Dave Koor whose bands The Expansions and Modified Man have been getting BBC Radio airplay...
You are a musician, DJ, producer and now you have a record label Albert’s Favourites - does having all these roles affect - or bring something to - your music? Has starting a label changed the way you approach making music?
Yes, absolutely. Playing to dancefloors and seeing what gets people moving in different ways definitely affects how I compose - it’s all about peoples engagement levels on the floor. But that’s more to do with structure and keeping people interested. As far as the music content goes, I use instruments i’m comfortable with - primarily keyboards and percussions - as I’ll get the best results from them. Obviously being surrounded by music 24/7 means you are exposed to so much, and ideas will definitely spark listening to music that others have created too. But that’s the way it’s always been. It’s about bringing something new to the table with it.
Your band The Expansions are getting ready to launch their debut album. Congatulations! For those who’ve not heard the band, how would you describe your sound?
We’re very much based in the Jazz/Brit Funk kind of area, think Grover Washington Jr or London bands like Freeez. It’s instrumental stuff, so we let the music do the talking rather than a vocalist. It’s fun to play (and hopefully fun to listen to!).
The Expansions were probably one of the most well received acts to perform on the Beats and Eats stage. Which of your tunes is a guaranteed crowd pleaser when you’re playing live?
Oooh tough question… Lavender from our first EP remains a firm favourite, but we’ve got a whole new album that we haven’t really played to people yet! We’ve had one chance, supporting Billy Cobham at the Jazz Café late last year was the first time people had heard the album, and ‘Pocket 5’ seemed to go down very well!
Albert’s Favourites has a strapline: Our lives are shaped by what we love. Can you expand on this? Can you say the same for your music?

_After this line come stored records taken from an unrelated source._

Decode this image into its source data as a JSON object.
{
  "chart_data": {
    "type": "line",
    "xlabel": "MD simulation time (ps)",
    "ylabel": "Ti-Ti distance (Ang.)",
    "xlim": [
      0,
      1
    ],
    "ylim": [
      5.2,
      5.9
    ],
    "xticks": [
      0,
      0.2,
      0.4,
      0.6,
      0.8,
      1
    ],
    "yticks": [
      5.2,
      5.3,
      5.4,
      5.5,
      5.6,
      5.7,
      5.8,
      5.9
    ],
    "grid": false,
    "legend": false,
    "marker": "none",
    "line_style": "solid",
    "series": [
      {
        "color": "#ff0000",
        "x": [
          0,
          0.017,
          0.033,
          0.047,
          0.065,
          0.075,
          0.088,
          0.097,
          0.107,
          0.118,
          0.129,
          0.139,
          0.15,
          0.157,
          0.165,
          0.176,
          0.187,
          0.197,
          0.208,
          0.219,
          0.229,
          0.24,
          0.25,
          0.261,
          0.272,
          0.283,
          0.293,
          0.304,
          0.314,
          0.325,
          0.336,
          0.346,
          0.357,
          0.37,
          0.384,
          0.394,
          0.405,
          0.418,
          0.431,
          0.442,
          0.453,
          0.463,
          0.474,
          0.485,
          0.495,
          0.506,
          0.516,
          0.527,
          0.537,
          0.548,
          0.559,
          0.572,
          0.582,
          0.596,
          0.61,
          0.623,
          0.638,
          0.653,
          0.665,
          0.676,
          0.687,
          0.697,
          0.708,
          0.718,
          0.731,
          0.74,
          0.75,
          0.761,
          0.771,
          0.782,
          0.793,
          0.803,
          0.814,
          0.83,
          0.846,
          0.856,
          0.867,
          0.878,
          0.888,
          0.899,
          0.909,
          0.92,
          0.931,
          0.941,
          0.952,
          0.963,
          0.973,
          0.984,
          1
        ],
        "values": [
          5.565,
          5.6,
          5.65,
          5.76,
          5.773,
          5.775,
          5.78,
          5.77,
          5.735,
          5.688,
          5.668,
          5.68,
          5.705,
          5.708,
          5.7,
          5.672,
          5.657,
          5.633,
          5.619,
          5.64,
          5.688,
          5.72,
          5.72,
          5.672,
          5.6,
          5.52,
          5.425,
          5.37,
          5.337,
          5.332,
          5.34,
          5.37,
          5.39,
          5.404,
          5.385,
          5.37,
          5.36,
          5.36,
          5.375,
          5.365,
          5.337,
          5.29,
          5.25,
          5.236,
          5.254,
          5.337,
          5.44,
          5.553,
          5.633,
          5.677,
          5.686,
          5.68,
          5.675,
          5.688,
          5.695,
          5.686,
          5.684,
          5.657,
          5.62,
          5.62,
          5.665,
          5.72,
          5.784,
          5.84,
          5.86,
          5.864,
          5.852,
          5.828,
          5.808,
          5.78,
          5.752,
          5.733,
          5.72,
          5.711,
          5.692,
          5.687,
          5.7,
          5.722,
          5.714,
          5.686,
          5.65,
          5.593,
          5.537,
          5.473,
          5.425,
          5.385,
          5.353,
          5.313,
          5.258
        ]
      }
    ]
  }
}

Definitely. I’m essentially making the music I grew up listening to, or at the very least massively influenced by. The label is based on that premise too, with Adam Scrimshire and Jonny Drop using their influences to make their music and pick potential artists for the label. It happened that way with Hector Plimmer, one of our artists. Hector’s music was the perfect hybrid of everything we loved both personally and collectively. Influences from the LA Beat scene being mixed with Jazz, Latin and African influences, yet staying fresh. It’s our motto, and we stick to it.
Can you tell us more about the album launch?
We’re having a little get together at Ghost Notes in Peckham, a new venue that is part of the
Peckham Levels building. The owner there is doing a lot to support local music and the local scene, which over the past couple of years has exploded! Acts like Yussef Dayes, Tenderlonious and Nubya Garcia are bringing a new sound to London, and it’s great to see a venue show so much support for the scene.
I heard you used to DJ at The Black Sheep. Have you got any stories from that time? (Everyone has a Black Sheep story!)
Haha yes I did play at Black Sheep Bar. That’s where I learnt my trade as a DJ! I’m very thankful for my time there, it was an institution! The kind of venue you could walk into and just know everyone there, like Croydon’s best house party.
It’s all a bit of a blur, but one thing I do remember vividly was when we were running the Drum and Bass night there in like 2004. We’d booked Bad Company, and the place was rammed… D-Bridge’s first tune and the way the crowd responded will forever stay in my memory. Great days thanks to Paul and the Sheep crew!!